De verdachte heeft ter terechtzitting in eerste aanleg verklaard dat hij de kinderen niet wilde terugbrengen naar aangeefster omdat hij bang was dat hij ze dan niet meer mocht zien. Het hof is van oordeel dat niet aannemelijk is geworden dat de reden dat de verdachte de kinderen heeft onttrokken aan het gezag was gelegen in een tussen de verdachte en aangeefster in 2004 voorgevallen incident. Daarbij speelt een rol dat dit incident zich niet richtte tegen de dochters (waardoor de gestelde vrees van de verdachte dat aangeefsters niet voor de kinderen zou kunnen zorgen niet aannemelijk is), en voorts dat reeds sprake was van onttrekking aan het gezag voor het kennelijke incident en de periode van onttrekking aan het gezag uiteindelijk rond de 11 respectievelijk 14 jaar heeft geduurd.
Er is daarmee geen omstandigheid aannemelijk geworden die de strafbaarheid van het bewezenverklaarde uitsluit, zodat dit strafbaar is.
Het onder feit 1 en 2 bewezenverklaarde levert op:
telkens
de voortgezette handeling van
opzettelijk een minderjarige onttrekken aan het wettig over hem gesteld gezag, terwijl de minderjarige beneden de twaalf jaren oud is
en
opzettelijk een minderjarige onttrekken aan het wettig over hem gesteld gezag.

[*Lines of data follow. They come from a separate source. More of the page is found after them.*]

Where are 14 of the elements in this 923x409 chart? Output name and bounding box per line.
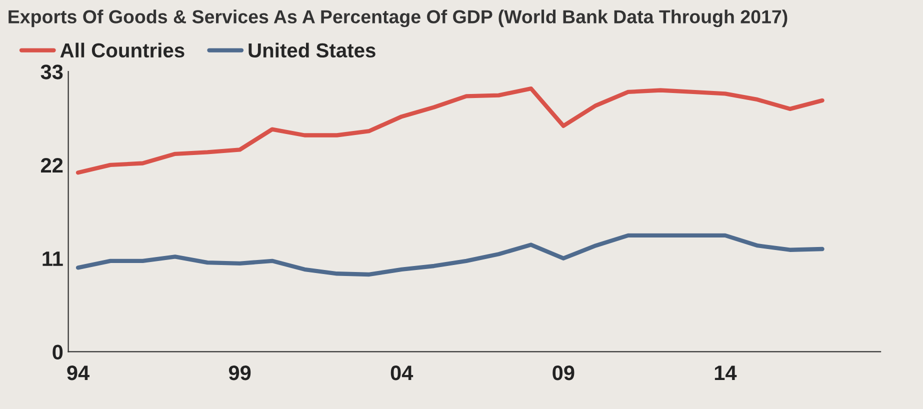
x-tick-label: 99	[228, 365, 251, 380]
x-tick-label: 09	[552, 365, 574, 380]
x-tick-label: 14	[714, 366, 737, 380]
y-tick-label: 0	[52, 344, 63, 360]
line-series	[76, 86, 824, 175]
y-tick-label: 11	[42, 252, 63, 266]
legend-label: All Countries	[60, 42, 184, 58]
y-tick-label: 33	[40, 64, 63, 80]
legend-label: United States	[248, 42, 376, 58]
line-series	[76, 233, 824, 277]
y-tick-label: 22	[40, 158, 63, 173]
x-tick-label: 94	[67, 365, 90, 380]
chart-title: Exports Of Goods & Services As A Percentage Of GDP (World Bank Data Through 2017)	[8, 10, 788, 28]
x-tick-label: 04	[390, 365, 414, 380]
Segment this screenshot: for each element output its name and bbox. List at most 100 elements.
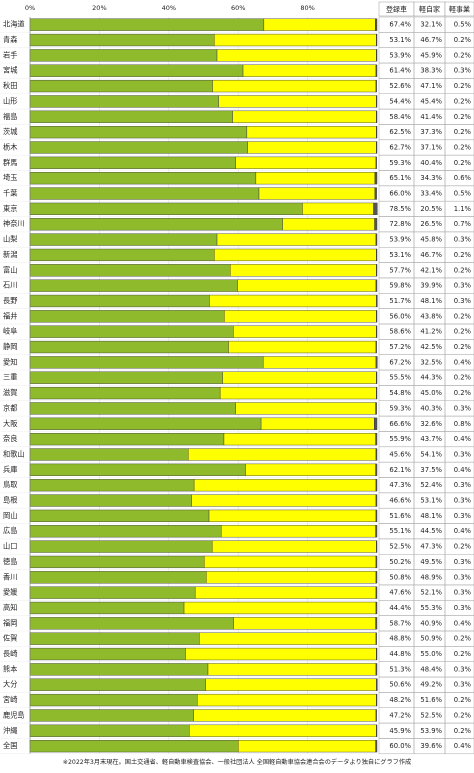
bar-segment (29, 156, 236, 169)
table-value: 0.3% (454, 665, 472, 673)
table-value: 0.2% (454, 143, 472, 151)
bar-segment (29, 340, 229, 354)
bar-segment (375, 64, 378, 77)
table-value: 52.5% (389, 543, 411, 551)
table-value: 0.2% (454, 251, 472, 259)
bar-segment (376, 49, 378, 62)
table-value: 55.5% (389, 374, 411, 382)
bar-segment (375, 586, 378, 599)
table-value: 0.2% (454, 650, 472, 658)
bar-segment (29, 187, 260, 200)
table-value: 42.5% (420, 343, 442, 351)
table-value: 0.2% (454, 266, 472, 274)
table-value: 44.4% (389, 604, 411, 612)
bar-segment (282, 218, 375, 231)
bar-segment (203, 555, 377, 569)
bar-segment (376, 264, 378, 277)
x-tick-label: 80% (300, 4, 314, 12)
bar-segment (375, 356, 378, 369)
bar-segment (245, 463, 376, 476)
table-value: 51.6% (389, 512, 411, 520)
bar-segment (29, 663, 209, 676)
bar-segment (255, 172, 376, 185)
table-value: 34.3% (420, 174, 442, 182)
bar-segment (230, 264, 377, 277)
bar-segment (29, 386, 221, 400)
table-value: 0.2% (454, 543, 472, 551)
table-value: 57.7% (389, 266, 411, 274)
table-value: 0.3% (454, 573, 472, 581)
table-value: 50.8% (389, 573, 411, 581)
table-value: 0.2% (454, 328, 472, 336)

Strafbaarheid van de verdachte
Afwezigheid van alle schuld op grond van (rechts)dwaling
De raadsman heeft zich op het standpunt gesteld dat de verdachte dient te worden ontslagen van alle rechtsvervolging wegens de afwezigheid van alle schuld, op grond van (rechts)dwaling. De verdachte heeft gehandeld in lijn met het vonnis van de Egyptische rechtbank uit 2008 en hij mocht en kon op deze uitspraak vertrouwen.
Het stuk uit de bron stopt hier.